Calling Attention procedure in actual practice

A member who intends to call the attention of a Minister to a matter of urgent public importance has to give notice thereof in writing in the prescribed form available in the Notice Office.  All notices received from members up to 10.30 a.m. are placed before the Chairman everyday for his consideration by the Secretary-General.  The Chairman decides the admissibility of the Calling Attention notice.  The concerned Minister and the members in whose name the Calling Attention notice is admitted are informed accordingly.

An item of the admitted Calling Attention is included in the list of business in the names of all those members whose notices on that subject are alive and the inter se priority of members is determined according to the time of receipt of all those notices.

It is not necessary for the Chairman to admit Calling Attention notice for every sitting of the House.  Admission of notice is subject to the rules and ultimately to the decision of the Chairman that the matter sought to be raised does call for an early statement from the Minister.

Generally, the ‘Calling Attention’ is taken up immediately after the Question Hour and laying of papers, if any, but sometimes the Calling Attention may be taken up later in the day, subject to the direction of the Chair and the consensus arrived at in the House.

The member whose name is first in the list of business rises in his seat when called upon and calls the attention of the Minister by reading out the item from the list of business.  At that time he does not make any statement.

 

 

Thereafter, the Minister makes a statement in response to the Calling Attention.  Copies of the proposed statement of the Minister are made available to members just before the Minister commences his statement.  Under the rules, no debate is permitted on such statement at the time it is made.  However, members are permitted to seek clarifications on the statement.  For this purpose, the Chairman calls members party-wise i.e., one member from each party/group.  In other words, members are not called in the order in which their names appear in the list of business.  It is also not obligatory on the Chairman to call all those whose names appear in the list of business.  After the members to whom the Chairman has permitted have sought clarifications, the Minister replies.
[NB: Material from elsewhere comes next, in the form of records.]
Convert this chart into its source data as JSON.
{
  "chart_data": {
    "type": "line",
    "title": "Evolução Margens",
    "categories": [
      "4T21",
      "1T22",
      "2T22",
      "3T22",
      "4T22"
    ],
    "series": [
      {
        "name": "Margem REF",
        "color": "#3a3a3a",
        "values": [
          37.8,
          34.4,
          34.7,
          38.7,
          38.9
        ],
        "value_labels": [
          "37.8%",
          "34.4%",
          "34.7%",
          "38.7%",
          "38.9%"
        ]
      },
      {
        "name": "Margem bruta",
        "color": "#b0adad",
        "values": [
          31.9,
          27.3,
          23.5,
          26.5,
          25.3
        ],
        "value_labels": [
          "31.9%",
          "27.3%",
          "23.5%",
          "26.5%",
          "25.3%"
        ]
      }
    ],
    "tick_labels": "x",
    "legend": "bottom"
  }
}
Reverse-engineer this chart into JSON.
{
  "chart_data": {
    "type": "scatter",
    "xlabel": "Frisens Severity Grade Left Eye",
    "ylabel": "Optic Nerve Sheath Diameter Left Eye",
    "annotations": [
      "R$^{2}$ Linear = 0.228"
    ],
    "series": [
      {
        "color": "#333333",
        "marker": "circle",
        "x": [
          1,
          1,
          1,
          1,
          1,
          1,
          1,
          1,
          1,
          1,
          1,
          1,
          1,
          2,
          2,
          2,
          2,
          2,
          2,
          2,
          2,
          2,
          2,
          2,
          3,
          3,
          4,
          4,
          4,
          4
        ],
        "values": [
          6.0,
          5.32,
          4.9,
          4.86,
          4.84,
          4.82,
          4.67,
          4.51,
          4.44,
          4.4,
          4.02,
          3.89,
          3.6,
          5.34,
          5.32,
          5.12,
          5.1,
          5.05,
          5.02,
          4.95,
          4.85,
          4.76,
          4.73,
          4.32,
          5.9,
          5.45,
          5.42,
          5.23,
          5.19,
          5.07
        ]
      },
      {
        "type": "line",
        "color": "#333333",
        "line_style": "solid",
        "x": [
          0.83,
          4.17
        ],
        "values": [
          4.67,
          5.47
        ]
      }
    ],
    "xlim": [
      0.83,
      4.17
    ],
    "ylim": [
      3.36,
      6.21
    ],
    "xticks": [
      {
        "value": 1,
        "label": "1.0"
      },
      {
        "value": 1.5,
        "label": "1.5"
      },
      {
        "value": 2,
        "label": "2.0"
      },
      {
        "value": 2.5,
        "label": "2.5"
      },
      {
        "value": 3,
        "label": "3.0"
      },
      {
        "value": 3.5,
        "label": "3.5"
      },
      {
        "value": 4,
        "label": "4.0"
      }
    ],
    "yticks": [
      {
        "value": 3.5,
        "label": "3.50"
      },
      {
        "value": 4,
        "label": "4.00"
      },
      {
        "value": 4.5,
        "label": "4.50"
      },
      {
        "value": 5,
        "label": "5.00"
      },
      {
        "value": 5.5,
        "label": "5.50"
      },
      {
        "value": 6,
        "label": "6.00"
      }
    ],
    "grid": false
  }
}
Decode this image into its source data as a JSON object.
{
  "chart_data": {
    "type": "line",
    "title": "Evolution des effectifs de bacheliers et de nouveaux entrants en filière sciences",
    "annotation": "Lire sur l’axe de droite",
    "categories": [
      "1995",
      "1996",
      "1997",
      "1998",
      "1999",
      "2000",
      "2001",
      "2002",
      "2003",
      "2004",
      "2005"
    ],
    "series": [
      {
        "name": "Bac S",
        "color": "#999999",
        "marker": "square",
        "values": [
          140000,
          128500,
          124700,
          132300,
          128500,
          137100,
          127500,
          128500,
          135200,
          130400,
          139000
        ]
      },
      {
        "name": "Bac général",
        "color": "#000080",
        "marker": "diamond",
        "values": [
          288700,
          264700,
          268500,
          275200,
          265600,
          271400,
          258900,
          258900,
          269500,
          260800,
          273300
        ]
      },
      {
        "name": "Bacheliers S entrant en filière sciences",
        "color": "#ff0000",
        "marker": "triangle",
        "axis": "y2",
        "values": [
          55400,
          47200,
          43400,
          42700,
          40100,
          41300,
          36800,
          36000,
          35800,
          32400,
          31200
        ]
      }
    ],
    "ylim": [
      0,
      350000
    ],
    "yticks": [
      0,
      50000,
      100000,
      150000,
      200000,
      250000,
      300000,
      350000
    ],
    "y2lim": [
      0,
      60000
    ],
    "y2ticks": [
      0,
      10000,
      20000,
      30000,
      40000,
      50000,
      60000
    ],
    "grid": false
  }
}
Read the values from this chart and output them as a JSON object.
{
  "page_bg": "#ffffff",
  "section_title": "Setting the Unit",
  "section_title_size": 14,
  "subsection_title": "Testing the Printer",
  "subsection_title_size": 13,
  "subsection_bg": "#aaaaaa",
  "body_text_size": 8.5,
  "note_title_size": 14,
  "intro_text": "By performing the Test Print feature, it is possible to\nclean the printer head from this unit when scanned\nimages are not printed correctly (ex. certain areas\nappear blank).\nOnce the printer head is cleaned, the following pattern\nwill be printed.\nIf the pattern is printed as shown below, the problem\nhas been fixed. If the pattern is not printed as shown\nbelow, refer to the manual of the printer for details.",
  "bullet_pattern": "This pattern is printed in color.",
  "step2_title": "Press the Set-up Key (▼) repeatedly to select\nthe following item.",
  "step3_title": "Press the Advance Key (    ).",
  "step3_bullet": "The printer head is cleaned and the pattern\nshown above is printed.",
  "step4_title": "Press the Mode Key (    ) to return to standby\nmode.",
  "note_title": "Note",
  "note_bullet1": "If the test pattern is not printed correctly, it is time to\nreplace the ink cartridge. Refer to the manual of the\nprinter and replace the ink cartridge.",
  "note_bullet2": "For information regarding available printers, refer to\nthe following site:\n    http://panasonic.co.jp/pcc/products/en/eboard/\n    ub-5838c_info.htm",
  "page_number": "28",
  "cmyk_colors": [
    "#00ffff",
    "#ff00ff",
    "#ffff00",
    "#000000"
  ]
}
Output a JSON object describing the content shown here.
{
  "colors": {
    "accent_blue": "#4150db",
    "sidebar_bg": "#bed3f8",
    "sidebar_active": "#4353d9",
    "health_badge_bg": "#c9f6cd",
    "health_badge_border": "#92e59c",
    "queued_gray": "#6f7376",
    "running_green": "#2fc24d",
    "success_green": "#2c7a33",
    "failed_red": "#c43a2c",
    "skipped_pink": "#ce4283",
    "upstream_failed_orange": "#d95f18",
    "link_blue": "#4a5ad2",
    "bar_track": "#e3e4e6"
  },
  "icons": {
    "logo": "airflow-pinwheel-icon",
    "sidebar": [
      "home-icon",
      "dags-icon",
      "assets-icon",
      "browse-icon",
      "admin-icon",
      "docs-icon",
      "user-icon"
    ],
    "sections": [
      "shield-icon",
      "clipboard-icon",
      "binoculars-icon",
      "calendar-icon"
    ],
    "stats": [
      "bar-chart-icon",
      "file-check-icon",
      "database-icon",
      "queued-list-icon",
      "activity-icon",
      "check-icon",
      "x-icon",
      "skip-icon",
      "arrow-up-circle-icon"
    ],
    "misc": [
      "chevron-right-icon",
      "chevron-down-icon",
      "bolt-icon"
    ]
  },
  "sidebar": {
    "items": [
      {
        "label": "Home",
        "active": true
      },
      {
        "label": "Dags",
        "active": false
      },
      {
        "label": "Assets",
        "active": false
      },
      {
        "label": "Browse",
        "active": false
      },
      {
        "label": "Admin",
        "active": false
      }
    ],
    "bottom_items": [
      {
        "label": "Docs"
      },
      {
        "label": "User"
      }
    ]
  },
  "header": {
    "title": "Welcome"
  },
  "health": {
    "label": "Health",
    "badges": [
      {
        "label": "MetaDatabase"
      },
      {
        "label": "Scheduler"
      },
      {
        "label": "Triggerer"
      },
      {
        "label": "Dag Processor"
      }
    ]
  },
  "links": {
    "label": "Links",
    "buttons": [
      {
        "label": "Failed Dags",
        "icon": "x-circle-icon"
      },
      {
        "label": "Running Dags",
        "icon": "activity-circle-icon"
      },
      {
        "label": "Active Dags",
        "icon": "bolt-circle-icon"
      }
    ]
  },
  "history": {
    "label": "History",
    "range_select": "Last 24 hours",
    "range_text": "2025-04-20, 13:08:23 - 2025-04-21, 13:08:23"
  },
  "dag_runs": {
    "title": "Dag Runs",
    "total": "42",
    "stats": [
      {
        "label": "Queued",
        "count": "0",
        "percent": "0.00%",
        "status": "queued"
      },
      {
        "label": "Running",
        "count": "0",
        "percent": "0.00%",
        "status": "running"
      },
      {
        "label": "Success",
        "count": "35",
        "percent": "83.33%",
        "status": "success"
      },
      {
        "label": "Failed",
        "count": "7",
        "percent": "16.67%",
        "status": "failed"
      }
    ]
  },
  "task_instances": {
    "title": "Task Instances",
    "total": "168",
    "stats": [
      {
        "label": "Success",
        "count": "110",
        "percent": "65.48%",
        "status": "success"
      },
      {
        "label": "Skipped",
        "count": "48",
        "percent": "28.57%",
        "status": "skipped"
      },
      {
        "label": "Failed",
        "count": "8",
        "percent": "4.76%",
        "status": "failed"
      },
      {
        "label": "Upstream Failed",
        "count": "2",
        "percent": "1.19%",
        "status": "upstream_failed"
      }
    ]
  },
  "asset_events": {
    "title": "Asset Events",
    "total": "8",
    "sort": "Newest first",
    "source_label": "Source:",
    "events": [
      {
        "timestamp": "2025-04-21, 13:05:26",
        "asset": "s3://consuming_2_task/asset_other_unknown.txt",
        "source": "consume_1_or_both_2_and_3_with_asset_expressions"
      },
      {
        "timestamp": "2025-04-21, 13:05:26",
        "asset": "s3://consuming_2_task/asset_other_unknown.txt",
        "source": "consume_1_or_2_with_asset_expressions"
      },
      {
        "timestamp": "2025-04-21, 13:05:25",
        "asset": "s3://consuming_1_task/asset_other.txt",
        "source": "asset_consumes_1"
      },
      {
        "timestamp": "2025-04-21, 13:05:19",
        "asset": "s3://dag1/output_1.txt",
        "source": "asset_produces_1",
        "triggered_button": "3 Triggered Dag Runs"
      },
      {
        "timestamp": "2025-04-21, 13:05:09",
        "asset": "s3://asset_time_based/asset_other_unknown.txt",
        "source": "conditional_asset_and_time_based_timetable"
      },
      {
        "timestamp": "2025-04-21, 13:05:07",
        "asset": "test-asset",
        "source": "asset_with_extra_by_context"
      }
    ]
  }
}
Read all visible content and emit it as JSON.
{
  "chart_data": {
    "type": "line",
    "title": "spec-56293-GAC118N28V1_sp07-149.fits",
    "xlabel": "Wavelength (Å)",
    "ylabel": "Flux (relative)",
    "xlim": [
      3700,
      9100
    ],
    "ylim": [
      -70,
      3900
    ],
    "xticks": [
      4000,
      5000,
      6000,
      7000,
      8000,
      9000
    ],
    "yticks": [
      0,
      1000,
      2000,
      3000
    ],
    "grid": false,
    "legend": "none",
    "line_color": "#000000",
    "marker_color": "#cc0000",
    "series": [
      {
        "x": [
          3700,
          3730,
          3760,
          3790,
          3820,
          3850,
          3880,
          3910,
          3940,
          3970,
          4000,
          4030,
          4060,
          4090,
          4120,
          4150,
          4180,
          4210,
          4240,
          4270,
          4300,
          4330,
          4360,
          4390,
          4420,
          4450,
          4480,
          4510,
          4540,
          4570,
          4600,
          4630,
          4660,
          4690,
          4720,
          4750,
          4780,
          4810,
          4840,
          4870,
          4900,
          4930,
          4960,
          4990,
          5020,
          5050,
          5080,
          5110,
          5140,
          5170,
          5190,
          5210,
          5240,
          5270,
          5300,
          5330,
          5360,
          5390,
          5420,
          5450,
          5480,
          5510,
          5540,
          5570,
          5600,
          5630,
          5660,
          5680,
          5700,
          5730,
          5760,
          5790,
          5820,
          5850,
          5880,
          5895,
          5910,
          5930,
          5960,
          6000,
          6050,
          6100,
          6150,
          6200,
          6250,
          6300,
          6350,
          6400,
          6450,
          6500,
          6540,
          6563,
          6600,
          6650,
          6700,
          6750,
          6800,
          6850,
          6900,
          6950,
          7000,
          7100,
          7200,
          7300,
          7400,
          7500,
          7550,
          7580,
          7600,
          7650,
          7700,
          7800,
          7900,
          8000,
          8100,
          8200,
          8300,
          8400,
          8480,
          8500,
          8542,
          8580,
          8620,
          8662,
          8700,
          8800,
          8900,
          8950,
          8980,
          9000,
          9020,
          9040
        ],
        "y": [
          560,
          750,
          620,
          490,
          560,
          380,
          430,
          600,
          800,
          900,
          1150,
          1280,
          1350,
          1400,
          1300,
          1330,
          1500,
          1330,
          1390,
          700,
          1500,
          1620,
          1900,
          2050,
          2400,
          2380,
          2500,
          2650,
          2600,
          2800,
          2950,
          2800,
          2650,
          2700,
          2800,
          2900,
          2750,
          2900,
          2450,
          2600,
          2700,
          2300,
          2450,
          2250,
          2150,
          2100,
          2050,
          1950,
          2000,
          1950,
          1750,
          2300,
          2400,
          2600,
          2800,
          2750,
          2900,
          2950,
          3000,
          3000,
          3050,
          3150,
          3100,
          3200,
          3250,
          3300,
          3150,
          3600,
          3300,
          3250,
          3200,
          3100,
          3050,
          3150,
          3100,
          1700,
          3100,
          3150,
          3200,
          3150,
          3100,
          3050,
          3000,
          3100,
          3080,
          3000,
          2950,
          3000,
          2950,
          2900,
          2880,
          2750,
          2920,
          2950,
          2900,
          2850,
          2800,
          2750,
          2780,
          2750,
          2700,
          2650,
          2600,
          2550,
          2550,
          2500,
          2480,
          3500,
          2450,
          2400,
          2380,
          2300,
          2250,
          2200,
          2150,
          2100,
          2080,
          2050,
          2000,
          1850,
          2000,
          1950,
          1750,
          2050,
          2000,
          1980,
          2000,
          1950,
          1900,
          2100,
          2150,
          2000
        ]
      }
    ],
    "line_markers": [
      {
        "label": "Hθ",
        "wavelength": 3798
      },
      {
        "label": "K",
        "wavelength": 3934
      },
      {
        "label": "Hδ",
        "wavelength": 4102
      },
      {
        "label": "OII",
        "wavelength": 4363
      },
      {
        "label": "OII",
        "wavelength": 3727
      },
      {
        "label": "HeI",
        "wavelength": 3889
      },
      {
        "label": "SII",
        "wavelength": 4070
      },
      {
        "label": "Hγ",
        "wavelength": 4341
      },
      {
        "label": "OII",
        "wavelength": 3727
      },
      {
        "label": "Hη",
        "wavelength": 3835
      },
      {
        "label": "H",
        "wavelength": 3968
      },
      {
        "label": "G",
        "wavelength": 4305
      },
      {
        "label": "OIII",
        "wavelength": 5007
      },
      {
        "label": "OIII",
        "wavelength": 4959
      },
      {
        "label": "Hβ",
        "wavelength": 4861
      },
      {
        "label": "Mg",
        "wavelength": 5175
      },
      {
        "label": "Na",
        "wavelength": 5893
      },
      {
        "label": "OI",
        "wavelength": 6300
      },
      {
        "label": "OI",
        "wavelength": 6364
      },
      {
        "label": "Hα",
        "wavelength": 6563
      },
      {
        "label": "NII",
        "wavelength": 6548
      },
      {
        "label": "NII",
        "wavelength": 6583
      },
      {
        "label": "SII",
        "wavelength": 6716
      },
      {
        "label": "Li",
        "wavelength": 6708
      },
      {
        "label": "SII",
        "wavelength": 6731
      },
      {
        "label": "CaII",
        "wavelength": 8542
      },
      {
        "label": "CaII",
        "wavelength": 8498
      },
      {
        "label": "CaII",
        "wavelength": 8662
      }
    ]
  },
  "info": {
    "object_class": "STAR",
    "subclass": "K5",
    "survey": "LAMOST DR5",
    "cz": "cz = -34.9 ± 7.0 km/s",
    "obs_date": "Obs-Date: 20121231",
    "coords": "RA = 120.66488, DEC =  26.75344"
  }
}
Ordinarily, the Calling Attention is concluded before lunch-break, but there have been occasions in the past when the discussion on a Calling Attention had gone beyond lunch-break or took the whole day or even next day depending on the importance of the subject and desire of the House.  There were occasions also in the past when after a Minister had made a statement, members were permitted to seek clarifications thereon the next or the subsequent day.